Similarly, according to Sean Patton, a partner and senior consultant at Westminster Consulting in Rochester, New York, keeping an open line to clients is part of his firm’s service model. “Clients know to reach out to us on almost anything,” he says. He points to a relatively new client, who has called several times with questions. Such back and forth results in clients that increasingly depend on the adviser, whose responses add further value, he says.

Firms seeking new ways to connect with clients might look to their own services. Westminster supplements each committee report it writes with a QDIA [qualified default investment alternative]—or safe harbor—checklist. If the client needs help achieving an item on the list, Westminster will reach out to assist via WebEx.

AFS, after helping a plan to restructure, will “measure the results and provide ongoing feedback and reporting to show the level of engagement, interaction and communication we’ve had with its employees,” Assaley says.

Further, sending proprietary publications is important, both firms feel.
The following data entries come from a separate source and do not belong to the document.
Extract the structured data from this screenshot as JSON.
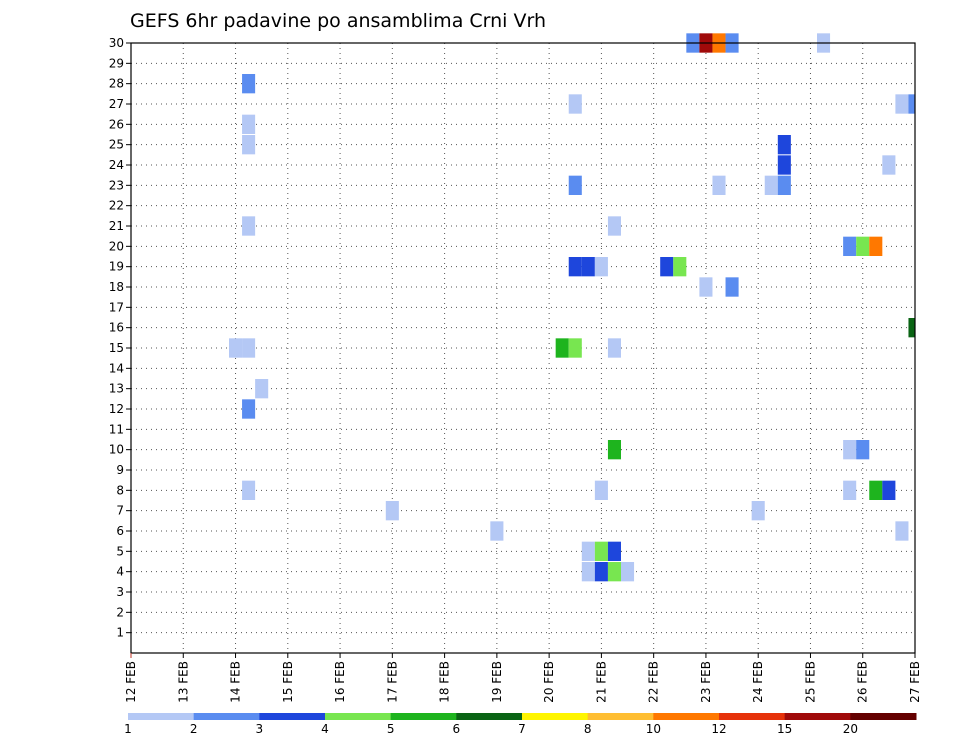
{
  "chart_data": {
    "type": "heatmap",
    "title": "GEFS 6hr padavine po ansamblima Crni Vrh",
    "xlabel": "",
    "ylabel": "",
    "x_tick_labels": [
      "12 FEB",
      "13 FEB",
      "14 FEB",
      "15 FEB",
      "16 FEB",
      "17 FEB",
      "18 FEB",
      "19 FEB",
      "20 FEB",
      "21 FEB",
      "22 FEB",
      "23 FEB",
      "24 FEB",
      "25 FEB",
      "26 FEB",
      "27 FEB"
    ],
    "y_tick_labels": [
      "1",
      "2",
      "3",
      "4",
      "5",
      "6",
      "7",
      "8",
      "9",
      "10",
      "11",
      "12",
      "13",
      "14",
      "15",
      "16",
      "17",
      "18",
      "19",
      "20",
      "21",
      "22",
      "23",
      "24",
      "25",
      "26",
      "27",
      "28",
      "29",
      "30"
    ],
    "xlim_days": [
      12,
      27
    ],
    "ylim_members": [
      0,
      30
    ],
    "grid": true,
    "legend_placement": "bottom",
    "legend_labels": [
      "1",
      "2",
      "3",
      "4",
      "5",
      "6",
      "7",
      "8",
      "10",
      "12",
      "15",
      "20"
    ],
    "color_levels": [
      "#b4c8f5",
      "#5a8cf0",
      "#1e46dc",
      "#78e650",
      "#1eb41e",
      "#0a6414",
      "#fff500",
      "#ffbe32",
      "#ff7800",
      "#e6320a",
      "#a00a0a",
      "#640000"
    ],
    "cells": [
      {
        "day": 22.75,
        "member": 30,
        "level": 1
      },
      {
        "day": 23.0,
        "member": 30,
        "level": 10
      },
      {
        "day": 23.25,
        "member": 30,
        "level": 8
      },
      {
        "day": 23.5,
        "member": 30,
        "level": 1
      },
      {
        "day": 25.25,
        "member": 30,
        "level": 0
      },
      {
        "day": 14.25,
        "member": 28,
        "level": 1
      },
      {
        "day": 20.5,
        "member": 27,
        "level": 0
      },
      {
        "day": 26.75,
        "member": 27,
        "level": 0
      },
      {
        "day": 27.0,
        "member": 27,
        "level": 1
      },
      {
        "day": 14.25,
        "member": 26,
        "level": 0
      },
      {
        "day": 14.25,
        "member": 25,
        "level": 0
      },
      {
        "day": 24.5,
        "member": 25,
        "level": 2
      },
      {
        "day": 24.5,
        "member": 24,
        "level": 2
      },
      {
        "day": 26.5,
        "member": 24,
        "level": 0
      },
      {
        "day": 20.5,
        "member": 23,
        "level": 1
      },
      {
        "day": 23.25,
        "member": 23,
        "level": 0
      },
      {
        "day": 24.25,
        "member": 23,
        "level": 0
      },
      {
        "day": 24.5,
        "member": 23,
        "level": 1
      },
      {
        "day": 14.25,
        "member": 21,
        "level": 0
      },
      {
        "day": 21.25,
        "member": 21,
        "level": 0
      },
      {
        "day": 25.75,
        "member": 20,
        "level": 1
      },
      {
        "day": 26.0,
        "member": 20,
        "level": 3
      },
      {
        "day": 26.25,
        "member": 20,
        "level": 8
      },
      {
        "day": 20.5,
        "member": 19,
        "level": 2
      },
      {
        "day": 20.75,
        "member": 19,
        "level": 2
      },
      {
        "day": 21.0,
        "member": 19,
        "level": 0
      },
      {
        "day": 22.25,
        "member": 19,
        "level": 2
      },
      {
        "day": 22.5,
        "member": 19,
        "level": 3
      },
      {
        "day": 23.0,
        "member": 18,
        "level": 0
      },
      {
        "day": 23.5,
        "member": 18,
        "level": 1
      },
      {
        "day": 27.0,
        "member": 16,
        "level": 5
      },
      {
        "day": 14.0,
        "member": 15,
        "level": 0
      },
      {
        "day": 14.25,
        "member": 15,
        "level": 0
      },
      {
        "day": 20.25,
        "member": 15,
        "level": 4
      },
      {
        "day": 20.5,
        "member": 15,
        "level": 3
      },
      {
        "day": 21.25,
        "member": 15,
        "level": 0
      },
      {
        "day": 14.5,
        "member": 13,
        "level": 0
      },
      {
        "day": 14.25,
        "member": 12,
        "level": 1
      },
      {
        "day": 21.25,
        "member": 10,
        "level": 4
      },
      {
        "day": 25.75,
        "member": 10,
        "level": 0
      },
      {
        "day": 26.0,
        "member": 10,
        "level": 1
      },
      {
        "day": 14.25,
        "member": 8,
        "level": 0
      },
      {
        "day": 21.0,
        "member": 8,
        "level": 0
      },
      {
        "day": 25.75,
        "member": 8,
        "level": 0
      },
      {
        "day": 26.25,
        "member": 8,
        "level": 4
      },
      {
        "day": 26.5,
        "member": 8,
        "level": 2
      },
      {
        "day": 17.0,
        "member": 7,
        "level": 0
      },
      {
        "day": 24.0,
        "member": 7,
        "level": 0
      },
      {
        "day": 19.0,
        "member": 6,
        "level": 0
      },
      {
        "day": 26.75,
        "member": 6,
        "level": 0
      },
      {
        "day": 20.75,
        "member": 5,
        "level": 0
      },
      {
        "day": 21.0,
        "member": 5,
        "level": 3
      },
      {
        "day": 21.25,
        "member": 5,
        "level": 2
      },
      {
        "day": 20.75,
        "member": 4,
        "level": 0
      },
      {
        "day": 21.0,
        "member": 4,
        "level": 2
      },
      {
        "day": 21.25,
        "member": 4,
        "level": 3
      },
      {
        "day": 21.5,
        "member": 4,
        "level": 0
      }
    ]
  }
}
Westminster distributes three: its Weekly Flash report, a monthly newsletter and a glossy quarterly magazine. “People love the Flash report,” and, while the magazine gets “rave reviews, it’s not winning us business,” Patton acknowledges. Still, he believes this is the price to stay competitive.

Communicating just for visibility is not to be advised, though, Assaley says, citing a core tenet of personal branding phenom Sally Hogshead: “‘Every time you communicate, you’re either adding value or taking up space.’ We think about that every time. Let’s make sure we’re adding value,” he says.